My family and I were having a dinner conversation a while ago. During the course of conversation, we were discussing jobs and business. I asked Cole “what does it mean when you own your own business?” His answer is the subject of this entry. I’ll break his answer into the three natural segments he gave me.
“Well, first you have to get a little shop.” He couldn’t be more right! You have to start by establishing the basis of your operation. Not every small biz needs a store front or a ‘shop’, but you need to decide what it is you stand for, where you’ll be working from and
what exactly you hope to achieve. BE SPECIFIC! You have to be super clear on what your ‘shop’ is and what you plan for it to be. Call it vision, mission, unique selling proposition or whatever you want. Your little shop will begin to take on it’s own DNA the minute you open the doors and you need to clear on what that DNA is to look like or else it will evolve into whatever the strongest personalities on your team will make it. Step 1: build a little shop.
“Then you have to get really popular with your customers.” Owners, this is sheer gold. The single most important function of an owner, the one place he must begin, sustain and an increase momentum from now until the grave is sales and marketing. Packaging, delivery, follow up will all be able to happen, but not until you get sales flowing. The world is full of really fantastic business ideas that flared up like fireworks and died just as fast. You get some investment money, build your dream shop and then run out of cash because you have no sales. It’s a dark road, but not a lonely one. If there is any one thing you must become obsessed with, it’s sales and marketing. It’s not that you can’t hire great people who can help with this. But like the building of your shop, it needs direction.

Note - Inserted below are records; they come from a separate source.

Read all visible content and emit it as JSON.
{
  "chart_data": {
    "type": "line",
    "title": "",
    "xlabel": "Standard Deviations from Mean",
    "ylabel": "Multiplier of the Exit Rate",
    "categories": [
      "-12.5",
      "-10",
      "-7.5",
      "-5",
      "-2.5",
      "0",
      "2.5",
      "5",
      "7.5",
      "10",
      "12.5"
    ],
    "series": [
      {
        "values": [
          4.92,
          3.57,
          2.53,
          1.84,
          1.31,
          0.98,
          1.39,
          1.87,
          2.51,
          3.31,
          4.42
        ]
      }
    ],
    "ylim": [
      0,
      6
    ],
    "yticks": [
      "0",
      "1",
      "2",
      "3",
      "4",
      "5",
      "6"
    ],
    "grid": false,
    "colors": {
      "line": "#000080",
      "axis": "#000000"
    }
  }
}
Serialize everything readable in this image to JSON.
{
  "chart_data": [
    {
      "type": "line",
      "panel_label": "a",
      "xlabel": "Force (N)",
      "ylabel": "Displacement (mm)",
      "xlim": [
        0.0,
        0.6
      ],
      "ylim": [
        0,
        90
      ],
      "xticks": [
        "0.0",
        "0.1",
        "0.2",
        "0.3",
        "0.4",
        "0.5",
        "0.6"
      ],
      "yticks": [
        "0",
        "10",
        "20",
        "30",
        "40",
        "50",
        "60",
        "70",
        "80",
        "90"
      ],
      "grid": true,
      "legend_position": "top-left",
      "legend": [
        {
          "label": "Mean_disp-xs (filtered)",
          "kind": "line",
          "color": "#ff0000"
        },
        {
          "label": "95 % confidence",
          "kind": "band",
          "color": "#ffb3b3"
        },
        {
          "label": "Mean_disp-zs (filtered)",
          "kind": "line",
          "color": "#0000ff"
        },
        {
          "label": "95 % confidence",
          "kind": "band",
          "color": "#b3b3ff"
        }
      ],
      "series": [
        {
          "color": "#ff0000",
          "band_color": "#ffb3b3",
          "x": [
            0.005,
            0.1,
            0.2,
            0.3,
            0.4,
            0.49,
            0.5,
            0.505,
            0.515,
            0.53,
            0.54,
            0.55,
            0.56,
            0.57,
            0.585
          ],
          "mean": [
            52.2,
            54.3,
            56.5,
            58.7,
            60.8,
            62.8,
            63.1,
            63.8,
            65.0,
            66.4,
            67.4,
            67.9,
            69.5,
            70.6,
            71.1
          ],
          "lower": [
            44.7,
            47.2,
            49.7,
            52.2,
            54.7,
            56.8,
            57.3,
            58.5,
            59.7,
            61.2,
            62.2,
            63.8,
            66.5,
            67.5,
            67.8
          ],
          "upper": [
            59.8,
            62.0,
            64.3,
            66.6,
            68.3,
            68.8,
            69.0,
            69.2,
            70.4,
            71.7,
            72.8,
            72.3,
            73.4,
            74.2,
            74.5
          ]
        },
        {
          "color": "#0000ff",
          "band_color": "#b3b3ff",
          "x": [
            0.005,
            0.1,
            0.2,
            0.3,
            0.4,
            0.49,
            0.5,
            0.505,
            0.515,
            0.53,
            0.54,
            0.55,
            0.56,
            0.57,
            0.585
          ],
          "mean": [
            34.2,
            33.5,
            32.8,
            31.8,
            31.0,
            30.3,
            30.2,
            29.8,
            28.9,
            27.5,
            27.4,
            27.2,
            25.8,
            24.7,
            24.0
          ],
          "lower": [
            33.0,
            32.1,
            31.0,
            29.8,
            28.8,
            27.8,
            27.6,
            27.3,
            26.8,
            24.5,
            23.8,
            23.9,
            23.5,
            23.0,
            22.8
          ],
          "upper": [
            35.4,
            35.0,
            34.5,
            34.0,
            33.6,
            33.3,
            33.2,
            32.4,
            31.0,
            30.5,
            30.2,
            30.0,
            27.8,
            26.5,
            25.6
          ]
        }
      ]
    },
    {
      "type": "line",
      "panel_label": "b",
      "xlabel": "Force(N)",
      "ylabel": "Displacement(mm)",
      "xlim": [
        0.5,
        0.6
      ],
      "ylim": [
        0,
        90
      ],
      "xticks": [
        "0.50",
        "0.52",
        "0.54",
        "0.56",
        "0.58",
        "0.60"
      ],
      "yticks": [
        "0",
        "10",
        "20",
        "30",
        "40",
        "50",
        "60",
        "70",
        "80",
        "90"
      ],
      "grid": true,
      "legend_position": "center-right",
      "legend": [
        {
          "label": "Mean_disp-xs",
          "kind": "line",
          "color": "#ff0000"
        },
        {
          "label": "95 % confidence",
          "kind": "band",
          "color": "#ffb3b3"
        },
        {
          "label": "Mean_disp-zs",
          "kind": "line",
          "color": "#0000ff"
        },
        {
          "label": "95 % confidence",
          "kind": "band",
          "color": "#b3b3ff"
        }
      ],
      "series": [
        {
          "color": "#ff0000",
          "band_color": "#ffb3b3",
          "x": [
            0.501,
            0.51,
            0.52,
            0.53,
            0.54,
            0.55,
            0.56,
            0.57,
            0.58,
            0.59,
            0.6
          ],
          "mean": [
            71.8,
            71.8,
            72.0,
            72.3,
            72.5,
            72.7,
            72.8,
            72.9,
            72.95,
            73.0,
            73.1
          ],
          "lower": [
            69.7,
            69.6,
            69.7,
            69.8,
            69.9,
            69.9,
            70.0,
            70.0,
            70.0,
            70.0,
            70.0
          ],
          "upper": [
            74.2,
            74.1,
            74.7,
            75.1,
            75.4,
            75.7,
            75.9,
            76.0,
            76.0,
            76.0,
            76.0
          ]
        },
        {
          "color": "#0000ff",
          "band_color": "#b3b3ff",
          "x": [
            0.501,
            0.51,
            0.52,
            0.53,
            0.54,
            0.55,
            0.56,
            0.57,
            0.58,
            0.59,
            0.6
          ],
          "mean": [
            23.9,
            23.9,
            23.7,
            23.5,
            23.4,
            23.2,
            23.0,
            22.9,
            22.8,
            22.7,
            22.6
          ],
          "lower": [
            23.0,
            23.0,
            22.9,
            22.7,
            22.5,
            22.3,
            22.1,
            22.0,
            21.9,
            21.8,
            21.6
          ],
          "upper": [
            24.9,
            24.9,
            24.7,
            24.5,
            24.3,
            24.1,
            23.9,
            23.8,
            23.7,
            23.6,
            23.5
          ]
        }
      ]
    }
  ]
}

It needs your DNA. Step 2, according to an eight year old, Get popular with your customers.
“And then you can build a bigger shop” This is the dream stage. You’ve got sales momentum. Your customers are calling and your product is moving. Now you can continue to build off of what you started and continue to grow the business into whatever it was you envisioned to begin with. A bigger shop doesn’t mean you don’t have to work anymore. It just means you have to work differently. And it means that you have resources at your disposal you didn’t have when you started. That gives you options. Those options feel pretty dang good. Step 3, grow into a bigger company, organically.
One of the mistakes small businesses make is trying to be a bigger shop too early. Most don’t want to, or know how to go through the stage of building the small shop and then sticking with it until sales are strong. We want to shortcut it to a bigger shop, so we take our loan money or investor money and throw it all into fancy equipment, state of the art technology and great facilities. Those things all look and feel like a real, successful business. But without sales, they will very quickly become a huge liability. So be cautious of spending money on those things if your business didn’t create the cash to do it with. Buy only what you need to fulfill your sales and marketing promises and leave everything else to grow organically into the business. Build a little shop first. Get really popular with customers second. Then, and only then, can you build bigger.
Thank you, Cole, for the business growth wisdom.